Senator Anthony J. Portantino (D – Burbank) was honored with the Legislative Hero of Hope Award for authoring Senate Bill 987, a life-saving bill signed by Governor Newsom last year that ensures a more equitable model of health care for cancer patients. SB 987 addresses significant disparities in cancer patient access by expanding Medi-Cal patient eligibility for necessary clinical expertise and resources. The Senator received the award during a ceremony at City of Hope in Duarte.
“I am grateful and honored to receive the Legislative Hero of Hope Award from City of Hope,” stated Senator Portantino. “It was a team effort to push forward this life-saving cancer treatment proposal and I want to thank everyone for their support. With advances in cancer science and more effective treatments, it is critical that we ensure all cancer patients have access to new science and technology that can improve health outcomes for patients and their families.”
The CDC lists cancer as the second-leading cause of death in California. More than 187,000 Californians are diagnosed with cancer every year, and thousands of them will be misdiagnosed or placed on inappropriate or ineffective treatment.
SB 987, the California Cancer Care Equity Act, aims to improve cancer care access, cancer survival, and patient experience by enhancing Medi-Cal patient access to necessary clinical expertise and resources at NCI-Designated Comprehensive Cancer Centers. The bill parallels the current Medi-Cal coverage model that allows Medi-Cal beneficiaries to have access to certain life-saving care services at a Center of Excellence, even if that center is not included in the member’s provider network. Specifically, SB 987 expands the existing set of care diagnoses for which such enhanced access is provided and includes clinically necessary cancer care services such as genomic/genetic/transcriptomic/proteomic testing, clinical trials participation, and all necessary cancer-related outpatient and inpatient clinical care, defined episode of care.

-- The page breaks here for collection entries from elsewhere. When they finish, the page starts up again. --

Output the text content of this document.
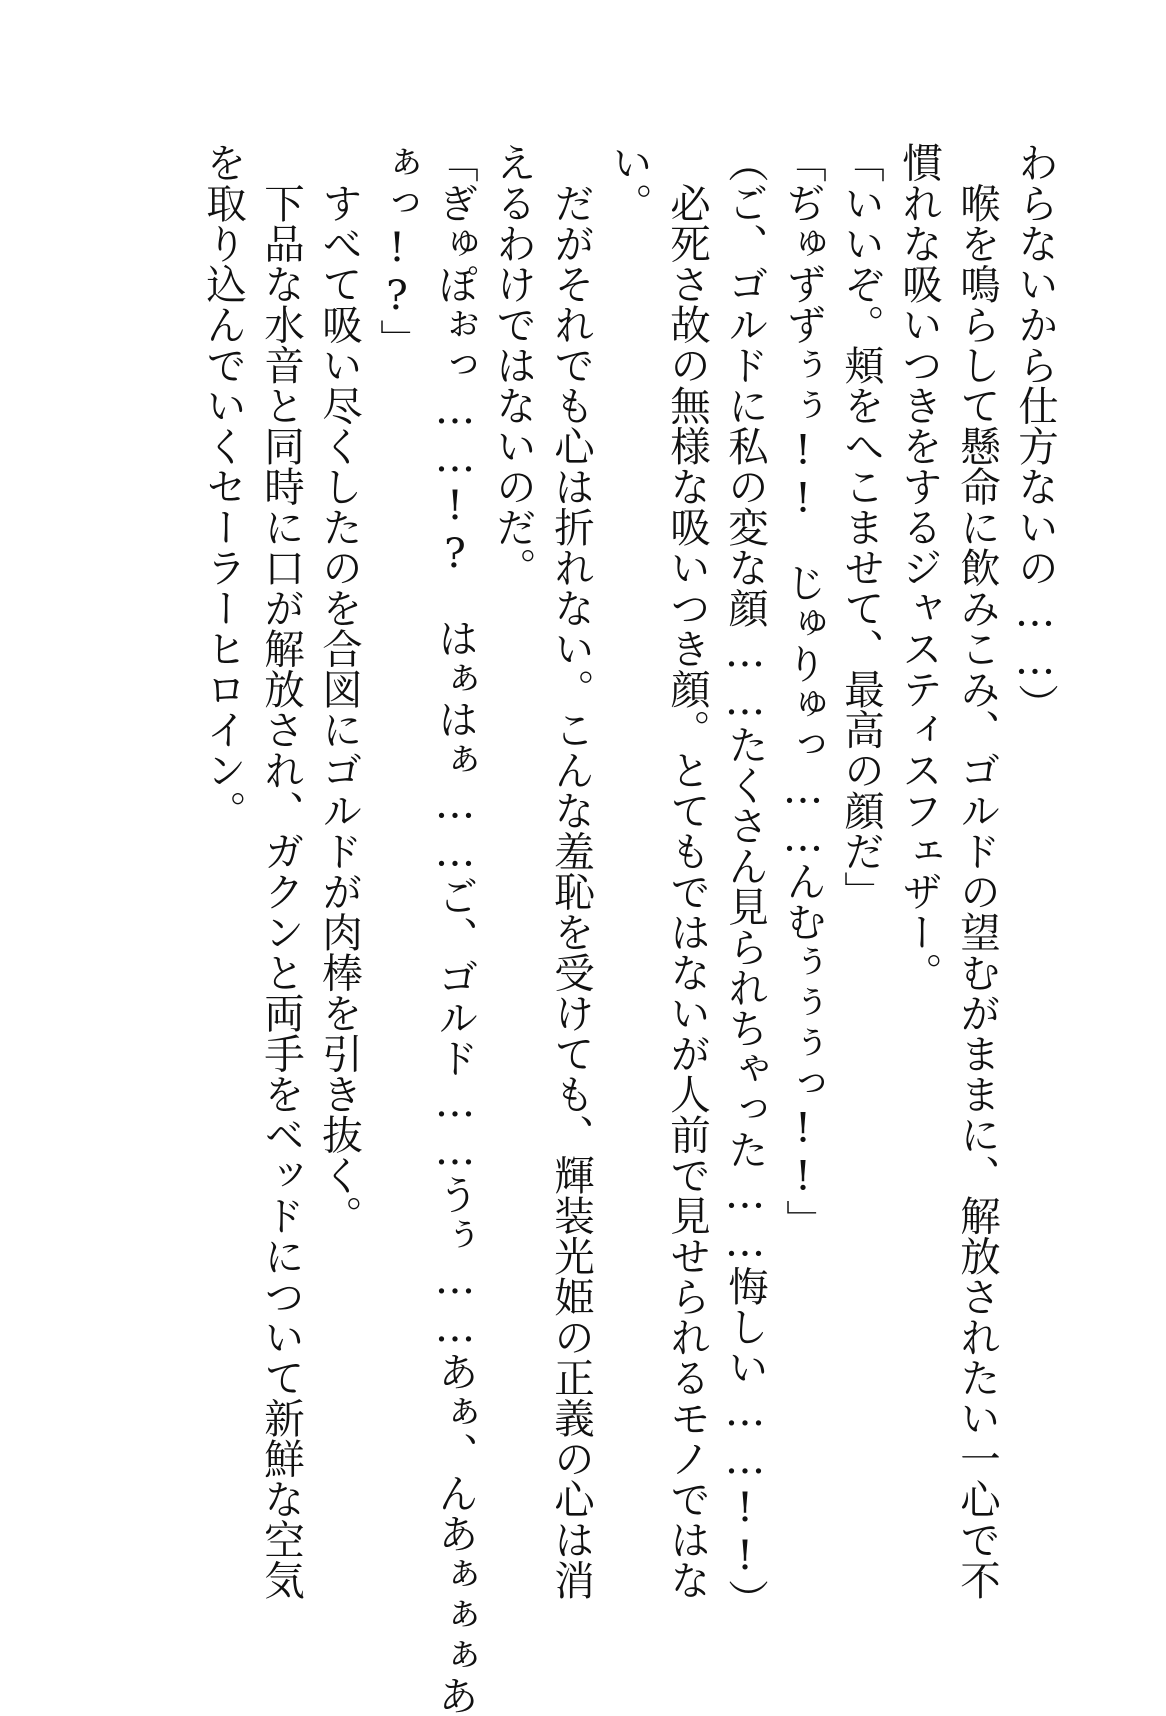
わらないから仕方ないの……）
　喉を鳴らして懸命に飲みこみ、ゴルドの望むがままに、解放されたい一心で不
慣れな吸いつきをするジャスティスフェザー。
「いいぞ。頬をへこませて、最高の顔だ」
「ぢゅずずぅぅ!!　じゅりゅっ……んむぅぅぅっ!!」
（ご、ゴルドに私の変な顔……たくさん見られちゃった……悔しい……!!）
　必死さ故の無様な吸いつき顔。とてもではないが人前で見せられるモノではな
い。
　だがそれでも心は折れない。こんな羞恥を受けても、輝装光姫の正義の心は消
えるわけではないのだ。
「ぎゅぽぉっ……!?　はぁはぁ……ご、ゴルド……うぅ……あぁ、んあぁぁぁあ
ぁっ!?」
　すべて吸い尽くしたのを合図にゴルドが肉棒を引き抜く。
　下品な水音と同時に口が解放され、ガクンと両手をベッドについて新鮮な空気
を取り込んでいくセーラーヒロイン。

SB 987 requires Medi-Cal managed care providers to inform enrollees of their eligibility to receive enhanced care and ensures primary care doctors in contract with those managed care providers inform enrollees with any information they need to decide between relevant treatment options. The bill also requires that decisions to approve, deny, or modify a patient’s request for optimal care are made within a 72-hour time window to shorten the window between diagnosis and treatment.
“City of Hope is grateful for Senator Anthony Portantino’s leadership and tireless efforts to help democratize cancer care – both as a lawmaker who represents our Los Angeles campus and as a champion of health equity,” said Harlan Levine, M.D., City of Hope president of health innovation and policy. “His introduction and support of the California Cancer Care Equity Act paved the way for creating a more equitable system that expands access to lifesaving, leading-edge cancer treatments and helps save more lives. On behalf of cancer patients and their families, we thank the Senator and are honored to present him with City of Hope’s Legislative Heroes of Hope Award.”